The French finance minister gets the last word in the New York Times article, “Once the dust has settled we will see where the different powers stand and what will be on the bargaining table.”
If environmentalists are smart, they won’t waste a minute getting to that bargaining table—and if not invited then forcing their way in, because the home building lobby will be standing with arms-crossed barring entrance the way it always has.
5 comments:
Moralizing financial capitalism...interesting.
You give the environment too much power....it is the last thing on the list..... The army corps is still pumping through those wetland permits as fast as they can...And no one cares-- See Troxler piece about 2,000 acres of wetlands destroyed. No one cares. And, even environmentalists are in favor of Nuclear Power to feed the growth machine (because it is cleaner). No one really cares.
Except you and maybe about 100 other people.
You are giving the environment a seat at an imaginary table and it just doesn't have one. Ever. It never will in our lifetime. The destruction of a major US City -- partly because of wetland destruction -- is but a blip on everyone's radar. Nothing can wake up the populace.
Economics leaves no room for the environment. Increasing Nuclear power, destroying wetlands, strip mining our water supply...will not stop. Not in our lifetime.
That is why envrironmentalists always have to frame arguments un-environmentally. The Environment has no leverage.
So enviromentalists can demand all they want the securitization of home mortgages (what does that really mean) and not one person will EVER listen, in our lifetime.

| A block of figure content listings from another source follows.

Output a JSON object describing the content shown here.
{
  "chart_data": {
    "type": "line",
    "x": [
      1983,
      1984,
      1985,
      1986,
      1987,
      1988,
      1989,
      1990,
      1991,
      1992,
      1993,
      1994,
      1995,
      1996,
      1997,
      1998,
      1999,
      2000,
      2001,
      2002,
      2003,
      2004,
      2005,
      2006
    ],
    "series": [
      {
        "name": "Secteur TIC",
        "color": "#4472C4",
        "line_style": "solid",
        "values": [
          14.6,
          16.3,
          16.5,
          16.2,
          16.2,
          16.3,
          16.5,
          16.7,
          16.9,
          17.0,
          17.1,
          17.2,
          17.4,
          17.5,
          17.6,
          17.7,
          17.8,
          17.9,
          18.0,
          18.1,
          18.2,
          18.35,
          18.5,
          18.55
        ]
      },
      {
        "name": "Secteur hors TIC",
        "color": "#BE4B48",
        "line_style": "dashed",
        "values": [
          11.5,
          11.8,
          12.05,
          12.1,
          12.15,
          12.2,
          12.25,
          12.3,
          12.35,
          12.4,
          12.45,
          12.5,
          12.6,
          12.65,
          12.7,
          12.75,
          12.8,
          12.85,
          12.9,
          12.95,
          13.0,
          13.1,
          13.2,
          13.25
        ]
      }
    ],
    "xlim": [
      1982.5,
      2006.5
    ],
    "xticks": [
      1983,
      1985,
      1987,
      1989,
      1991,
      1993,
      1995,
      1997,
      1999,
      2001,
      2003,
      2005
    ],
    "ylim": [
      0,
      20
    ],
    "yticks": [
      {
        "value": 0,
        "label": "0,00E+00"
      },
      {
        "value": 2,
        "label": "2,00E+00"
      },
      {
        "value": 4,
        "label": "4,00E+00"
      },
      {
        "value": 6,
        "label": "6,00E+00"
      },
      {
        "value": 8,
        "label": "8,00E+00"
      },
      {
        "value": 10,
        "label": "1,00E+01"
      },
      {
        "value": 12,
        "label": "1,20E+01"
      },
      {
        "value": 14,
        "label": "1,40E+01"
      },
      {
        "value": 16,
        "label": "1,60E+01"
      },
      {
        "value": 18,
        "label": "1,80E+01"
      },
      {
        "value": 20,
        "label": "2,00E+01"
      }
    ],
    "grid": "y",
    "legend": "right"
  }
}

sorry -- Despair -- remember.
Sunday New York Times had an article on China, pollution and costs of growth. China had initially called for a Green GDP, growth minus the cost to the environment. It’s now too controversial since calculations would show no growth. The World Bank report on the costs of pollution is classified in China. (New York Times has a mandarin audio summary for the 100 million Chinese internet users). The concept of a green GDP, or green measure of economic activity, would be something people would get, though the methodology would be disputed, the idea could gain traction as an “indicator.” In addition to pollution from coal dust China’s water quality and desertification are cautionary tales. (as no doubt is our subprime fiasco for them as they are some of the foreign investors).
S
Although not on the exact subject your mention of streets gives me the excuse to make one of my major sore spots public. All of our governments have become followers of the Bush gang and are selling our highways, and probably our bridges too to private interests. Of course those who buy our roads do not care about us, they only want to make lots of money. And those who have already finished their purchases are showing how it is done. They all have high tolls on their highways and will raise them quite often. They also put in their contracts with our wonderful govt officials a clause preventing competition That means when a highway which is privately owned
becomes very overcrowded the Govt cannot build a competing highway within competetive (?) distance. This is going on all over the country and unless we force our elective officials to stop selling our Country to private for profit gangs we will all suffer. We must stop it NOW!
I liked your piece, but you should have discussed the way we actually build houses besides the sprawl aspect. They are made of industrially logged two by fours and OSB, treated with arsenic and formaldehyde compounds, and not likely to last longer than a couple of generations. Other specs include vinyl windows, plastic pipes, chemically saturated cabinets and carpets- it's a joke. I'm a builder, so know these things. All of this has to change.